Reviews Add a comment

  • LittleRedFrog
    23 JAN, 2014
    I love soup and I love this soup! I wasn't so sure about adding the vinegar but this is just the thing that adds the depth that the batch would have been missing otherwise. This makes a lot of soup, especially for the "small" portion advised on the website for this cleanse so I made the whole thing and froze the rest in small portion. Now, when I'll feel lazy on Sunday evenings, I just have to take a portion out of the freezer and done I am!
    Reply
  • laluna65
    16 JAN, 2014
    This soup is so simple, clean and delicious. I made it for the first time today and shared it with 2 co-workers.
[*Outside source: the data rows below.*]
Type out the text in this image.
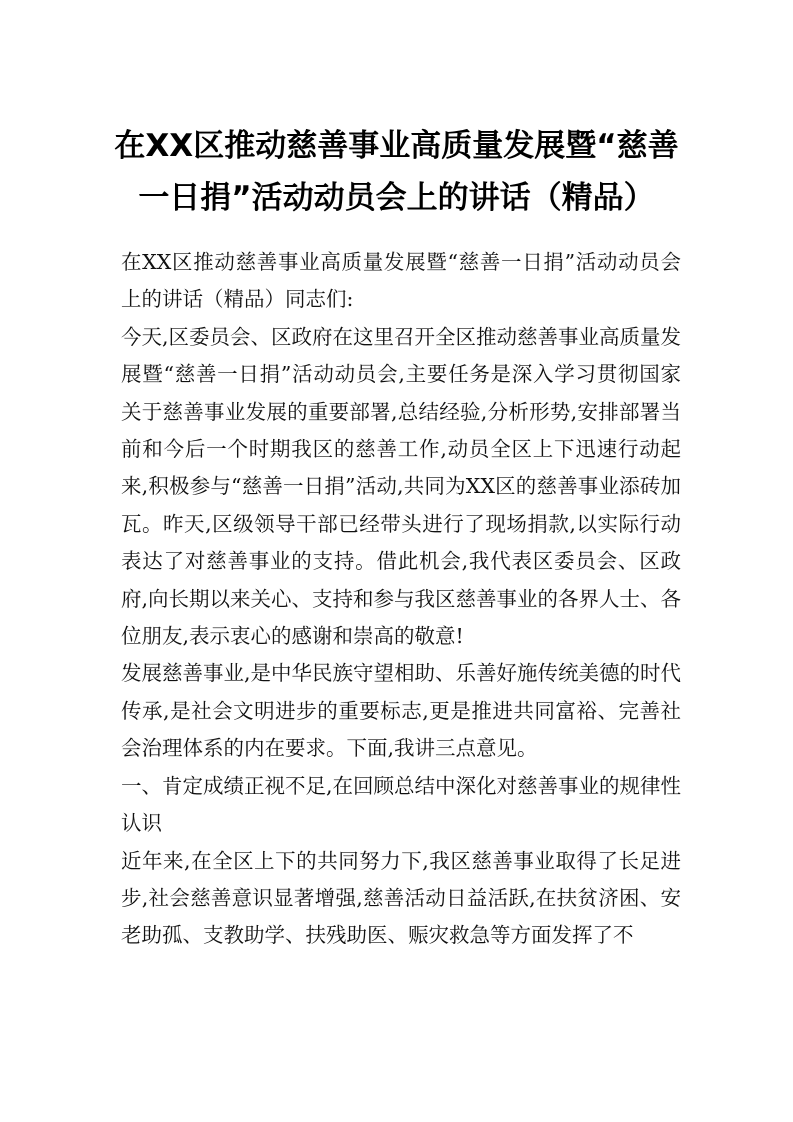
在XX区推动慈善事业高质量发展暨“慈善一日捐”活动动员会上的讲话（精品）

在XX区推动慈善事业高质量发展暨“慈善一日捐”活动动员会上的讲话（精品）同志们:

今天,区委员会、区政府在这里召开全区推动慈善事业高质量发展暨“慈善一日捐”活动动员会,主要任务是深入学习贯彻国家关于慈善事业发展的重要部署,总结经验,分析形势,安排部署当前和今后一个时期我区的慈善工作,动员全区上下迅速行动起来,积极参与“慈善一日捐”活动,共同为XX区的慈善事业添砖加瓦。昨天,区级领导干部已经带头进行了现场捐款,以实际行动表达了对慈善事业的支持。借此机会,我代表区委员会、区政府,向长期以来关心、支持和参与我区慈善事业的各界人士、各位朋友,表示衷心的感谢和崇高的敬意!

发展慈善事业,是中华民族守望相助、乐善好施传统美德的时代传承,是社会文明进步的重要标志,更是推进共同富裕、完善社会治理体系的内在要求。下面,我讲三点意见。

一、肯定成绩正视不足,在回顾总结中深化对慈善事业的规律性认识

近年来,在全区上下的共同努力下,我区慈善事业取得了长足进步,社会慈善意识显著增强,慈善活动日益活跃,在扶贫济困、安老助孤、支教助学、扶残助医、赈灾救急等方面发挥了不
They both loved it so I shared the recipe. I didn't have turnips on hand and it was simply divine anyway. I did try the soup first without the vinegar and felt something was missing. But once I added it in, the flavor completely blossomed. This is a new favorite!
    Reply
  • MissChriddy
    14 DEC, 2013
    I use a chopped carrot in place of the turnip. Normally my husband asks where the meat is in any suspiciously healthy-looking dish, but he devoured this soup and even declared that if he'd ordered this in a restaurant he would be impressed. I've made it many times in the past two years. So simple to make, and with ingredients that are usually on hand. Success! *I add a pinch of this or that for seasoning, but don't remember what exactly.
    Reply
  • thefetuspatrol
    31 DEC, 2012
    It was awesome! I added some sriracha chilli sauce and some curry powder and that made it way better but it was good without it too. Could use more liquid action, so maybe add a bit more water or maybe a couple cups of veg. broth.
    Reply
  • lkg4wrd
    18 MAY, 2012
    I didn't have turnip, so left that out. I added shitake mushrooms which I sauted with the onions and celery. I added 2 cans chichen broth for 4 cups of the water. It was delicious! This one will be a staple.
    Reply
  • MoxieJen
    3 FEB, 2012
    Excellent! I wasn't doing the cleanse so replaced one cup of water for white wine and added a bay leaf. Fantastic!
    Reply
  • chicchefjess
    20 JAN, 2012
    Delicious!! I added extra vinegar which gave it great flavor. Also threw in a couple of bay leaves.
    Reply
  • kij
    18 JAN, 2012
    Made this today & it's soo good! I was nervous after reading the bland review, but I added a dash of cayenne and it was plenty flavorful. And filling. It's a winner in my opinion!
    Reply
  • Twoflower
    16 JAN, 2012
    This was reasonably filling but incredibly bland. I added quite a bit of curry powder and salt and pepper, I'll try the cayenne and chili peppers that other posters suggested
    Reply
  • 802karen
    15 JAN, 2012
    Mine was not thick - bummer. The turnip was not cooked after the 25 minutes. Guess I'll add some cayenne and red pepper and enjoy what I've made and try again!